[Milton-L] language question
jleonard at uwo.ca
Sat Feb 11 12:05:01 EST 2006
"Contranyms" or "antagonisms" are very frequent in Milton, who often plays
the opposed senses against each other. One of my favourite examples
(really two examples) is this:
and with a vengeance sent
From Media post to Egypt, there fast bound. (PL 4.170-1)
where the sense of confinement in "fast bound" is all the more arresting for
the aggressively denied alternative senses of both words. Another memorable
instance is "fierce hosting" in the war in heaven:
strange to us it seemed
At first, that angel should with angel war,
And in fierce hosting meet, who wont to meet
So oft in festivals of joy and love
where "hosting" means both "hostile encounter" and "hospitable reception,"
and so anticipates the gunners' puns but, coming from Raphael's lips,
captures the wonder and dismay of an angel who really does hanker after the
violated innocent sense. There are numerous other examples, and I have an
essay on the topic in the Blackwell Companion, with the pedestrian title
"Milton's Self-Contradicting Puns." Christopher Ricks has coined the term
"anti-pun" to describe things like this (see his The Force of Poetry, 1984).
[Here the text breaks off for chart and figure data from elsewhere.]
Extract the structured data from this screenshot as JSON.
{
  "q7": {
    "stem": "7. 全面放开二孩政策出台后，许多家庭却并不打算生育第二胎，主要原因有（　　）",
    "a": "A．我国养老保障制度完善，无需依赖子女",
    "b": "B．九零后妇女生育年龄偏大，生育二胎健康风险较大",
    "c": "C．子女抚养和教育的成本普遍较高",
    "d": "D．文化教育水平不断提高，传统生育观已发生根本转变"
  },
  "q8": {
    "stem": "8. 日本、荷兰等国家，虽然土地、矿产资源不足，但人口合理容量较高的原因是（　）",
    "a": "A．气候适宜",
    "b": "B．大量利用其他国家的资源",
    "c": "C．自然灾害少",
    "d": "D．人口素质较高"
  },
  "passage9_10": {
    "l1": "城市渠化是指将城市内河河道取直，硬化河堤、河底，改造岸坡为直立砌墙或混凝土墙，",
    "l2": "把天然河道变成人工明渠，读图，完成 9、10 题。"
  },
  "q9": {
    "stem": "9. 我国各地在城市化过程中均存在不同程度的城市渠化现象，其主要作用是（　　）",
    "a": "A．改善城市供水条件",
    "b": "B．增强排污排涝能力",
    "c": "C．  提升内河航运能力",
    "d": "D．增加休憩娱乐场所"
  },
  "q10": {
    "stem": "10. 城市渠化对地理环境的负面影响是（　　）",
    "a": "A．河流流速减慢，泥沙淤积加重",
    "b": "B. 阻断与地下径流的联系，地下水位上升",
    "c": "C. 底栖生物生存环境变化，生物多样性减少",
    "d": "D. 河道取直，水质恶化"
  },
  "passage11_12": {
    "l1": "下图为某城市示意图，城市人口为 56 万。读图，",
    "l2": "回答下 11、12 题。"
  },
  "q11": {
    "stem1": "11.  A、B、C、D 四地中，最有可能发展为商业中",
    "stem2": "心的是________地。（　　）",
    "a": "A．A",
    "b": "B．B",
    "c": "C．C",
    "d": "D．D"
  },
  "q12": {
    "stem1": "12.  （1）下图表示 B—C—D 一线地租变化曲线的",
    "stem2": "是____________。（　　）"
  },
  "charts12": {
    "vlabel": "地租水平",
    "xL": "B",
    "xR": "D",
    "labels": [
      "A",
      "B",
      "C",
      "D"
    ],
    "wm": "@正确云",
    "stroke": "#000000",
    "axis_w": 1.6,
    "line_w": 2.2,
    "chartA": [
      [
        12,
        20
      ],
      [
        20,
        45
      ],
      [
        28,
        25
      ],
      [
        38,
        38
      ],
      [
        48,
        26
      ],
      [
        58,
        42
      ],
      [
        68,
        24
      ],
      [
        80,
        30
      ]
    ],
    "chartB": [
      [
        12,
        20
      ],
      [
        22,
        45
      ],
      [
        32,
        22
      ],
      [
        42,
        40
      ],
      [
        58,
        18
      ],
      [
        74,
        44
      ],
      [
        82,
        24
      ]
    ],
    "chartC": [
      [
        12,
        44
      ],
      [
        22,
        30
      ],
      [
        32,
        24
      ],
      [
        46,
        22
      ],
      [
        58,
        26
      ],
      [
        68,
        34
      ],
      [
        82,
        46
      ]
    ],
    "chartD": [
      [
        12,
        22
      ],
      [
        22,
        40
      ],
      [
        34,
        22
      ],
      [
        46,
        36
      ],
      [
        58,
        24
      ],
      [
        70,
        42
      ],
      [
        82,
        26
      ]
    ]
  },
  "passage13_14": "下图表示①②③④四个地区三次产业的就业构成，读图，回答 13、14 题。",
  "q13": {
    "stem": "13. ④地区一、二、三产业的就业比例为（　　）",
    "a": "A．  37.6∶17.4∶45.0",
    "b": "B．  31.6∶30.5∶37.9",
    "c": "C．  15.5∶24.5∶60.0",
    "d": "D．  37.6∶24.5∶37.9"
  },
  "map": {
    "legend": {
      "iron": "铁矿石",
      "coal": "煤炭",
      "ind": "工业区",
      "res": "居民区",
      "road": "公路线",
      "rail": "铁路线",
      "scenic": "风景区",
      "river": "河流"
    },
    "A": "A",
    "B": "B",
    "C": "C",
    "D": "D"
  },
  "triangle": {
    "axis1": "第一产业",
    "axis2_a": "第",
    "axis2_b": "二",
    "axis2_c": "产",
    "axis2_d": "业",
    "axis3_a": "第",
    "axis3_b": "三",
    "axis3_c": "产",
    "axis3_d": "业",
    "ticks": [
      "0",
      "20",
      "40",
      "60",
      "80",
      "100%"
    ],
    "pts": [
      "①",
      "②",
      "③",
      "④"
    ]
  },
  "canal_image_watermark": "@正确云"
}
Ricks has also written about Clarendon's use of the same device.
----- Original Message -----
From: <bberry at mail1.vcu.edu>
To: "John Milton Discussion List" <milton-l at lists.richmond.edu>
Cc: "John Milton Discussion List" <milton-l at lists.richmond.edu>
Sent: Saturday, February 11, 2006 11:06 AM
Subject: Re: [Milton-L] language question
> Emulate woule be qnother.
> Boyd Berry
>> Anita Sherman writes:
>> Please help me remember what (I think) I once knew. What is
>> it about the evolution of the English language that results
>> in certain words--e.g. "cleave"--having antithetical
>> meanings? Is there a term of art for these kinds of words?
>> Others have already commented on the process by which _cleave_
>> came to have apparently opposite meanings. Some arise from two
>> roots; some have senses that separate and then end up being
>> contrary -- _sanction_, for instance, which can mean to permit or
>> to punish.
>> Other examples, more or less satisfying, are "clip" (to attach or
>> to separate), "screen" (to hide or to display), "cork" (to remove
>> a cork or to insert a cork), "fast" (moving quickly or not moving
>> at all), "quite" (slightly or completely), "to dust" (to remove
>> dust or to add dust) and "oversight" (careful inspection or
>> careless inattention). If you expand your boundaries, you can
>> admit things like "bad" (which in some slang usages can mean
>> good) and "citation" (which can recognize either a good or a bad
>> deed), as well as words like "rent" (which can be applied to
>> either party in the transaction), though these are kinda iffy.
>> I don't know whether linguists have a serious term, but
>> logophiles sometimes call such words "contronyms" (sometimes
>> spelled "contranyms") or "Janus words." I've also seen
>> "auto-antonym" and "antagonym." I don't think any of these
>> terms, though, will be familiar enough to most readers that you
>> could use them without an explanation.